By James Hickson · 25 September 2025
High-value property buyers increasingly hold significant wealth in crypto — and they're asking to use it. For a broker, agency or developer, the opportunity is real, but so is the worry: volatility, compliance, and the practical question of how crypto turns into the fiat a closing needs. The answer is that a real-estate business can accept crypto without ever handling it, by settling through a regulated provider.
This guide is for the property professional accepting payment — brokers, agencies, developers and their conveyancers — not the buyer.
Why crypto is showing up in property deals
A growing share of high-net-worth and international buyers hold wealth in crypto and prefer to transact in it: it moves quickly, crosses borders without correspondent-bank delay, and reaches buyers whose local banking is slow. For the seller, the appeal is closing deals that might otherwise stall on a slow international transfer — provided the money arrives as clean, compliant fiat.
The core idea: accept crypto, settle in fiat
The mechanism that makes this safe for a property business is settlement to fiat at the time of payment. The buyer pays in stablecoins or crypto against your invoice or deposit request; the provider converts it and settles fiat to you. You never create a wallet, hold a volatile asset, or manage crypto on your books. The closing proceeds with ordinary fiat.
How it works, step by step
- Agree the terms. Price the sale and decide which part (deposit and/or balance) the buyer will pay in crypto.
- Raise the invoice. Issue the deposit or purchase invoice with a crypto payment option.
- Buyer is checked. The provider runs KYC and source-of-funds checks on the buyer and the crypto.
- Buyer pays in crypto. Settled in stablecoins or crypto under a compliant flow.
- You receive fiat. The provider converts and settles fiat to your account for the closing, with a clean record for your conveyancer.
A worked example
An overseas buyer wants to purchase a £1.2m property and pay the deposit in stablecoins, because an international bank transfer would take days and tie up the deal. The agency raises a deposit invoice with a crypto option; the provider verifies the buyer and source of funds; the buyer pays in stablecoins; the agency receives the deposit in pounds the same day, with documentation for the conveyancer. Legal completion then proceeds exactly as it normally would.
What to check before you accept crypto
- Source of funds and KYC. The provider must verify the buyer and the origin of the crypto — essential for a property transaction.
- Settlement to fiat. Confirm you receive fiat (or stablecoins if you prefer), not raw crypto.
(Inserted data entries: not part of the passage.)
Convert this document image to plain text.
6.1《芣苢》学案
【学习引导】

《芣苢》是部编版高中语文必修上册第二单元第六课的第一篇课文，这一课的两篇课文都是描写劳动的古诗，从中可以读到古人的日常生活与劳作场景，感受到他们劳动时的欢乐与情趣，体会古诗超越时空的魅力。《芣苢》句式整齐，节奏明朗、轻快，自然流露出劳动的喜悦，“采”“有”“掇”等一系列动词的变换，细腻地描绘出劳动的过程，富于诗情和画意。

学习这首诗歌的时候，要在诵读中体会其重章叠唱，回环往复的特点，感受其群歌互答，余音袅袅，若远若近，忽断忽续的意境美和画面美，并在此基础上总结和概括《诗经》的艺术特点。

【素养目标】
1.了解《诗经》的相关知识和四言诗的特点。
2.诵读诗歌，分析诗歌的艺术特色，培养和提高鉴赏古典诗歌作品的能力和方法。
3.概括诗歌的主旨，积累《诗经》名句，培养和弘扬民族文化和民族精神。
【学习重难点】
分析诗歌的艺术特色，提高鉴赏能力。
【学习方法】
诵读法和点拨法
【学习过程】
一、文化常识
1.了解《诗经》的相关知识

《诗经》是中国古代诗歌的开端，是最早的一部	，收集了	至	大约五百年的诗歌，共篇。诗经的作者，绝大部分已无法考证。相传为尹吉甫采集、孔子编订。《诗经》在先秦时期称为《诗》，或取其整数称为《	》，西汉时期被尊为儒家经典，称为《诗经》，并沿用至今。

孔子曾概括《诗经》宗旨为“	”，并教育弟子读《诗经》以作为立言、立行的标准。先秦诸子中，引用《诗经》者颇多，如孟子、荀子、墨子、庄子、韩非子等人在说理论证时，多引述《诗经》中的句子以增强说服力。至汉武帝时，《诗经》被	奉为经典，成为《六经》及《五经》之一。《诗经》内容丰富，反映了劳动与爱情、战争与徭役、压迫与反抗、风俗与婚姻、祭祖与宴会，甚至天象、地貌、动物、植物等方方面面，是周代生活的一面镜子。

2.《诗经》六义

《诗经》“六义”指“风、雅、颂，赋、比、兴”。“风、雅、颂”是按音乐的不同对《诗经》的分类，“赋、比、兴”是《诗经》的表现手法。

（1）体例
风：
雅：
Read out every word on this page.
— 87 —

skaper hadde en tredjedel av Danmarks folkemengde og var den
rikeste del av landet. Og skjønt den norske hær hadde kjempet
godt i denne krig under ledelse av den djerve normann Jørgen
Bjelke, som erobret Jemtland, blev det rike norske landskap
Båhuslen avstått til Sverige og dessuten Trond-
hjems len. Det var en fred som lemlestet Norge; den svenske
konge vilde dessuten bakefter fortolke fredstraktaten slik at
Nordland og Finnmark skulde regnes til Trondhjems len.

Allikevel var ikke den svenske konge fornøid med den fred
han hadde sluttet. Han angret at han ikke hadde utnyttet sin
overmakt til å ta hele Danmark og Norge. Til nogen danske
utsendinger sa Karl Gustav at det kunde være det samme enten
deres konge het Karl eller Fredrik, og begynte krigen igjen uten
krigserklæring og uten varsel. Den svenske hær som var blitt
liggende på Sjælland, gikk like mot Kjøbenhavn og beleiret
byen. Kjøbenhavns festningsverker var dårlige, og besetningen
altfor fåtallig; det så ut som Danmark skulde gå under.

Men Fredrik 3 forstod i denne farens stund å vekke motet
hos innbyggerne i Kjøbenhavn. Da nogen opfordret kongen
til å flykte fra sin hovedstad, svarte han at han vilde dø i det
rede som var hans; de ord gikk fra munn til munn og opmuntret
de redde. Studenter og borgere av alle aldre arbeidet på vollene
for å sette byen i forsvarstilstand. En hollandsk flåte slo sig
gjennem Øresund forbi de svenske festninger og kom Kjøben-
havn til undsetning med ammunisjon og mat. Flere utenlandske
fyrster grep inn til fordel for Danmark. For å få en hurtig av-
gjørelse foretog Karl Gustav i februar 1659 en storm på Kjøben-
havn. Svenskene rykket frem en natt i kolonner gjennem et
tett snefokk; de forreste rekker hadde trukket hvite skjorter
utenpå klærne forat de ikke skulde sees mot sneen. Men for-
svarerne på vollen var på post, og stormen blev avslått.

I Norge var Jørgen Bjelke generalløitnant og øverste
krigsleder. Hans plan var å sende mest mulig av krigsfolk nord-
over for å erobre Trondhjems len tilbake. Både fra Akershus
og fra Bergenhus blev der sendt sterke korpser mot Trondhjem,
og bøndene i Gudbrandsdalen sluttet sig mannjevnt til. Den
- Regulatory standing. Use licensed entities; this protects you, your client account and your banking relationships.
- Documentation. Ensure you get a clean record that satisfies your conveyancer and auditors.
- Jurisdiction. Rules for property and for crypto vary by country — confirm both apply cleanly to your sale.
Common pitfalls
- Accepting crypto directly into a personal or company wallet — this creates volatility, custody and compliance exposure you don't want near a property transaction.
- Skipping source-of-funds checks; for high-value property this is non-negotiable.
- Assuming crypto changes the legal process — it doesn't; it only changes how the payment is made and settled.
The right partner
A property business should accept crypto the same way it accepts any payment: compliantly, in fiat, with a clean paper trail. See how Xchange360 handles this with pay by invoice, or read the buyer-facing view on buying property with crypto.
This article is general information, not financial, legal or tax advice. It is not a substitute for regulated conveyancing or compliance advice. Availability of services depends on jurisdiction and eligibility.
Frequently asked questions
Can you buy property with crypto?
Yes — when the broker or developer accepts it through a regulated provider. The buyer pays in crypto against the invoice or deposit, and the seller is settled in fiat for the closing, keeping the transaction compliant and free of volatility risk.
Does the seller end up holding crypto?
No. The payment is converted and settled to the seller in fiat at the time of payment, so there's no exposure to crypto price movement.
Is accepting crypto for property compliant?
With a regulated provider, payments run with KYC/AML and source-of-funds checks on the buyer. Availability and specific rules depend on the jurisdiction of the sale.
How does source-of-funds work for a crypto buyer?
The provider performs KYC and source-of-funds checks on the buyer and the crypto before settlement, giving the seller and conveyancer a compliant record.
What part of the transaction can be paid in crypto?
Typically the deposit and/or purchase amount via an invoice. The provider settles fiat to the seller; legal completion proceeds as normal.
Is it faster than an international bank transfer?
Often yes for the payment step — crypto settlement clears in hours and reaches buyers in markets where banking is slow, while the legal process continues as usual.